- Richky Location of Richky in Sumy Oblast Richky Location of Richky in Ukraine
- Coordinates: 51°07′07″N 34°29′49″E﻿ / ﻿51.11861°N 34.49694°E
- Country: Ukraine
- Oblast: Sumy Oblast
- Raion: Sumy Raion
- Hromada: Richky rural hromada
- Established: 1760s

Population
- • Total: 1,267

= Richky, Sumy Oblast =

Village in Sumy Oblast, Ukraine

Richky (Річки) is a village in Sumy Raion, in Ukraine's central Sumy Oblast. It is the administrative centre of Richky rural hromada, one of the hromadas of Ukraine. It has a population of 1,267 (as of 2024).

== History ==
Richky was founded at some point in the 1760s. The village participated in the Russian Revolution of 1905, and was occupied by the Red Army in December 1917. During World War II 932 residents joined the Red Army, and at least 459 villagers died during the occupation.
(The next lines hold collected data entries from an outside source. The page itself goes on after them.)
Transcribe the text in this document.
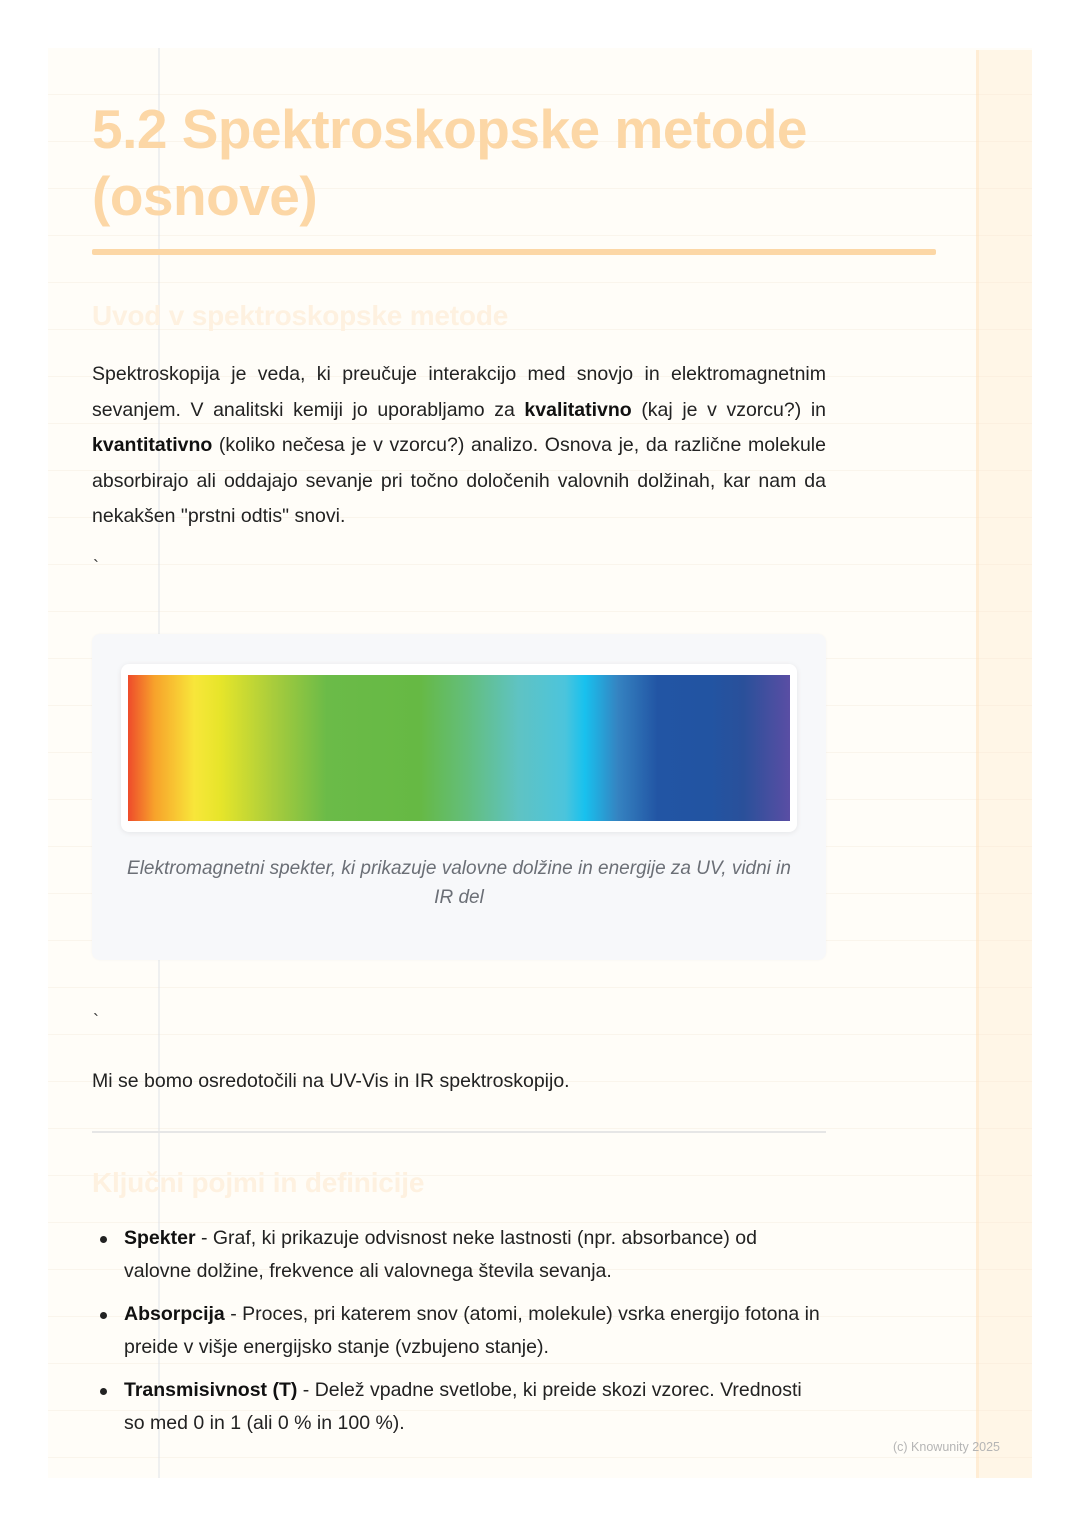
5.2 Spektroskopske metode (osnove)
Uvod v spektroskopske metode

Spektroskopija je veda, ki preučuje interakcijo med snovjo in elektromagnetnim sevanjem. V analitski kemiji jo uporabljamo za kvalitativno (kaj je v vzorcu?) in kvantitativno (koliko nečesa je v vzorcu?) analizo. Osnova je, da različne molekule absorbirajo ali oddajajo sevanje pri točno določenih valovnih dolžinah, kar nam da nekakšen "prstni odtis" snovi.

`
Elektromagnetni spekter, ki prikazuje valovne dolžine in energije za UV, vidni in IR del
`

Mi se bomo osredotočili na UV-Vis in IR spektroskopijo.

Ključni pojmi in definicije
Spekter - Graf, ki prikazuje odvisnost neke lastnosti (npr. absorbance) od valovne dolžine, frekvence ali valovnega števila sevanja.
Absorpcija - Proces, pri katerem snov (atomi, molekule) vsrka energijo fotona in preide v višje energijsko stanje (vzbujeno stanje).
Transmisivnost (T) - Delež vpadne svetlobe, ki preide skozi vzorec. Vrednosti so med 0 in 1 (ali 0 % in 100 %).
(c) Knowunity 2025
During the Russian invasion of Ukraine, Richky has been subjected to shelling by the Russian military on multiple occasions. On 24 March 2023 the village's gymnasium was destroyed.

== Notable people ==
- Mykola Lavrynenko, Red Army lieutenant-general, Soviet Ukrainian politician.
- Mykola Revenko, People's Deputy of Ukraine.
- Oleksandr Rovnyi, soldier of the Armed Forces of Ukraine killed during the War in Donbas.
- Stepan Suprun, Soviet aviator, Hero of the Soviet Union.